Dinslaken: Spritztour im Drogenrausch
VON FLORIAN LANGHOFF - zuletzt aktualisiert: 10.01.2008Dinslaken (RPO). Eine Freiheitsstrafe von zehn Monaten ohne Bewährung wegen Diebstahls und anderer Delikte hatte das Amtsgericht Dinslaken gegen einen 26-Jährigen verhängt. Gestern verhandelte das Landgericht seine Berufung.
Zwangsentzug
Hat ein Angeklagter einen Hang zu Alkohol oder anderen Rauschmitteln und begeht unter deren Einfluss eine Straftat, so kann ihn das Gericht in einer Entziehungsanstalt unterbringen, sofern eine Aussicht auf Heilung oder der Bewahrung vor einem Rückfall in die Abhängigkeit besteht.

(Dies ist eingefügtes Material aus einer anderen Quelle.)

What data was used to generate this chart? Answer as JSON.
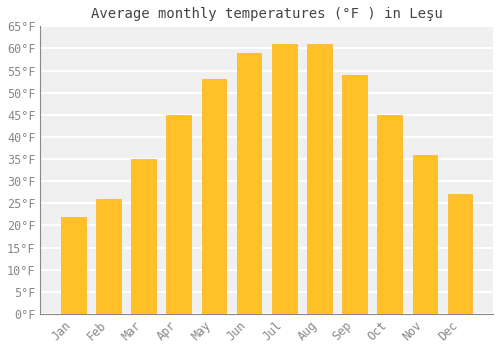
{
  "title": "Average monthly temperatures (°F ) in Leşu",
  "months": [
    "Jan",
    "Feb",
    "Mar",
    "Apr",
    "May",
    "Jun",
    "Jul",
    "Aug",
    "Sep",
    "Oct",
    "Nov",
    "Dec"
  ],
  "values": [
    22,
    26,
    35,
    45,
    53,
    59,
    61,
    61,
    54,
    45,
    36,
    27
  ],
  "bar_color_face": "#FFC125",
  "bar_color_edge": "#FFB020",
  "background_color": "#FFFFFF",
  "plot_bg_color": "#F0F0F0",
  "grid_color": "#FFFFFF",
  "ylim": [
    0,
    65
  ],
  "yticks": [
    0,
    5,
    10,
    15,
    20,
    25,
    30,
    35,
    40,
    45,
    50,
    55,
    60,
    65
  ],
  "ytick_labels": [
    "0°F",
    "5°F",
    "10°F",
    "15°F",
    "20°F",
    "25°F",
    "30°F",
    "35°F",
    "40°F",
    "45°F",
    "50°F",
    "55°F",
    "60°F",
    "65°F"
  ],
  "tick_color": "#888888",
  "title_fontsize": 10,
  "tick_fontsize": 8.5,
  "font_family": "monospace",
  "title_color": "#444444"
}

dinslaken/Duisburg Alkohol im Blut, Drogen konsumiert und dazu noch keinen Führerschein. In dieser Situation befand sich der 26-jährige Angeklagte in der Nacht zum 13. Januar 2007, in der er mit einem gestohlenen Wagen einen Unfall baute.
Unfall im Vollrausch
Bei einem Bekannten hatte er sich zuerst den ganzen Tag über mit Bier und Wodka betrunken. Am Abend gesellten sich zum hohen Alkoholpegel noch Cannabis und Amphetamine. Mit derartig viel Rauschmitteln im Blut war der Angeklagte auf dem Weg nach Hause, als er einen Lieferwagen mit leicht offenstehender Türe entdeckte. „Ich war einfach neugierig und wollte nur eine Runde fahren. Über die Konsequenzen habe ich mir keine Gedanken gemacht“, sagte der Angeklagte vor dem Duisburger Landgericht. Er hatte die Tür des Transporters geöffnet, die Wagenschlüssel im Handschuhfach entdeckt und war dann zu einer Spritztour aufgebrochen, die schließlich an einem Baum endete. Schockiert war der junge Mann vom Unfallort geflüchtet, war aber schließlich von Polizeibeamten aufgegriffen worden. Er hatte sich gegen eine Blutabnahme gewährt, bis ihn drei Beamte überwältigen konnten. Seine Blutprobe enthielt einen Alkoholgehalt von 2,7 Promille. Dass er sich an den Unfall nicht mehr erinnern konnte, kann da wenig überraschen. Gestern zeigte sich der Angeklagte reumütig. „Ich bereue, was ich gemacht habe und bin heilfroh, dass ich niemanden verletzt habe“, sagte er.
Entzug statt Gefängnis
Wegen einer anderen Straftat, befindet sich der 26-jährige Angeklagte bereits in einer Entzugsanstalt im Maßregelvollzug. „Wir haben ihn dort als überdurchschnittlich engagierten und offenen Patienten erlebt“, sagte die Sozialarbeiterin, die ihn dort während seiner Suchttherapie begleitet. Das war dem Richter und den Schöffen am Landgericht allerdings nicht genug, um die vom Dinslakener Amtsgericht verhängte Haftstrafe zur Bewährung auszusetzen. „Er scheint zwar auf einem guten Weg zu sein, aber das ist alles noch Zukunftsmusik. Daher bestehen berechtigte Zweifel an einer positiven Sozialprognose“, kommentierte der Richter diese Entscheidung. Daraufhin stellte die Verteidigerin den Antrag, die Schuldfähigkeit ihres Mandaten untersuchen zu lassen und auch zu überprüfen, ob von einer weiteren Haftstrafe abgesehen werden könnte, um dem 26-jährigen die Fortsetzung seiner Suchttherapie zu ermöglichen. Das Gericht setzte das Verfahren aus, um den Angeklagten von einem Sachverständigen untersuchen zu lassen.